Bochum, 3. Dezember 2016. Das Bühnenbild, das Raimund Bauer für diesen Doppelabend über den Terror in der Welt und den nicht weniger terroristischen Krieg gegen ihn geschaffen hat, ist eigentlich ungeheuer simpel. Den glänzenden schwarzen Boden teilen grüne Leuchtstoffröhren in kleine Quadrate. An den Seitenwänden und der Hinterwand gehen die Röhren dann in grüne Fäden über, die auch einige Meter oberhalb der Spielfläche gespannt sind. Der ganze Raum wird damit zum Käfig, aus dem es praktisch kein Entkommen gibt.

Natürlich liegt diese Bild-Metapher auf der Hand. Schließlich ist der US-amerikanische Banker Nick Bright, den eine islamistische Splittergruppierung in Pakistan entführt hat, in Ayad Akhtars "Die unsichtbare Hand" eine Geisel, ein Gefangener, der kaum Chancen auf Befreiung hat. Der Imam, der ihn in seiner Gewalt hat, steht auf einer von den Amerikanern geführten Terrorliste. Also dürfen Nicks Arbeitgeber nicht über die zehn Millionen Dollar Lösegeldforderung mit dessen Entführern verhandeln.
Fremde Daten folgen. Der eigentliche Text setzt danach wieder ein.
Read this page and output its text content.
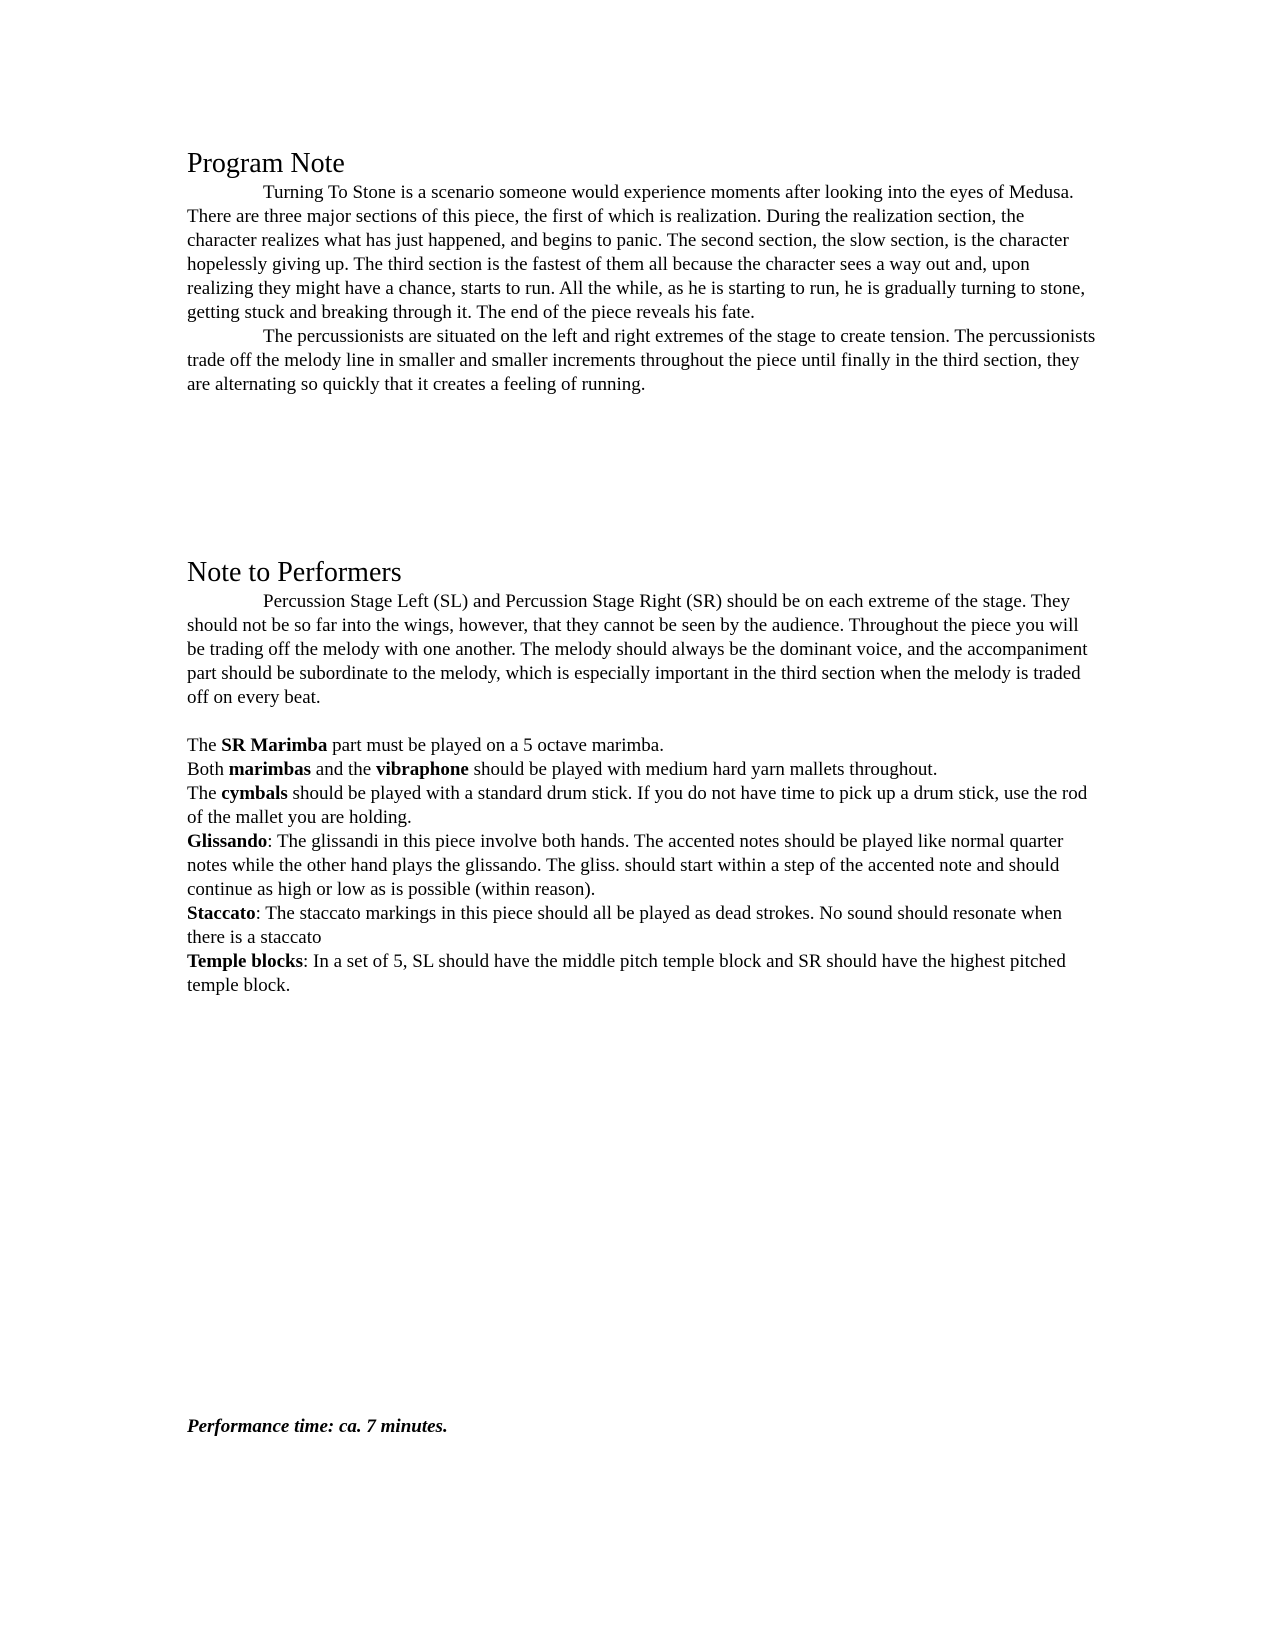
Program Note

Turning To Stone is a scenario someone would experience moments after looking into the eyes of Medusa. There are three major sections of this piece, the first of which is realization. During the realization section, the character realizes what has just happened, and begins to panic. The second section, the slow section, is the character hopelessly giving up. The third section is the fastest of them all because the character sees a way out and, upon realizing they might have a chance, starts to run. All the while, as he is starting to run, he is gradually turning to stone, getting stuck and breaking through it. The end of the piece reveals his fate.

The percussionists are situated on the left and right extremes of the stage to create tension. The percussionists trade off the melody line in smaller and smaller increments throughout the piece until finally in the third section, they are alternating so quickly that it creates a feeling of running.

Note to Performers

Percussion Stage Left (SL) and Percussion Stage Right (SR) should be on each extreme of the stage. They should not be so far into the wings, however, that they cannot be seen by the audience. Throughout the piece you will be trading off the melody with one another. The melody should always be the dominant voice, and the accompaniment part should be subordinate to the melody, which is especially important in the third section when the melody is traded off on every beat.

The SR Marimba part must be played on a 5 octave marimba.

Both marimbas and the vibraphone should be played with medium hard yarn mallets throughout.

The cymbals should be played with a standard drum stick. If you do not have time to pick up a drum stick, use the rod of the mallet you are holding.

Glissando: The glissandi in this piece involve both hands. The accented notes should be played like normal quarter notes while the other hand plays the glissando. The gliss. should start within a step of the accented note and should continue as high or low as is possible (within reason).

Staccato: The staccato markings in this piece should all be played as dead strokes. No sound should resonate when there is a staccato

Temple blocks: In a set of 5, SL should have the middle pitch temple block and SR should have the highest pitched temple block.

Performance time: ca. 7 minutes.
"Die unsichtbare Hand": das Spielfeld der Gefangenschaft

Aber die grünen Linien evozieren auch eine zweite, weitaus abstraktere Dimension. Die Bühne wird durch sie zu einem riesigen Raster und verweist damit auf einen virtuellen Raum, der sich perfekt für Planspiele und Gedankenexperimente eignet. Und genau das ist Akhtars well-made-play eben auch. Als Nick die Ausweglosigkeit seiner Situation bewusst wird, macht er seinem Bewacher Bashir, der aus London nach Pakistan emigriert ist, um dort für die islamische Sache zu kämpfen, einen Vorschlag, den weder er noch der Imam Saleem ablehnen kann. Er hat drei Millionen US-Dollar auf seinen Schwarzgeld-Konten. Mit diesem Kapital will er für den Imam an der Börse spekulieren und so selbst das gesamte Lösegeld aufbringen.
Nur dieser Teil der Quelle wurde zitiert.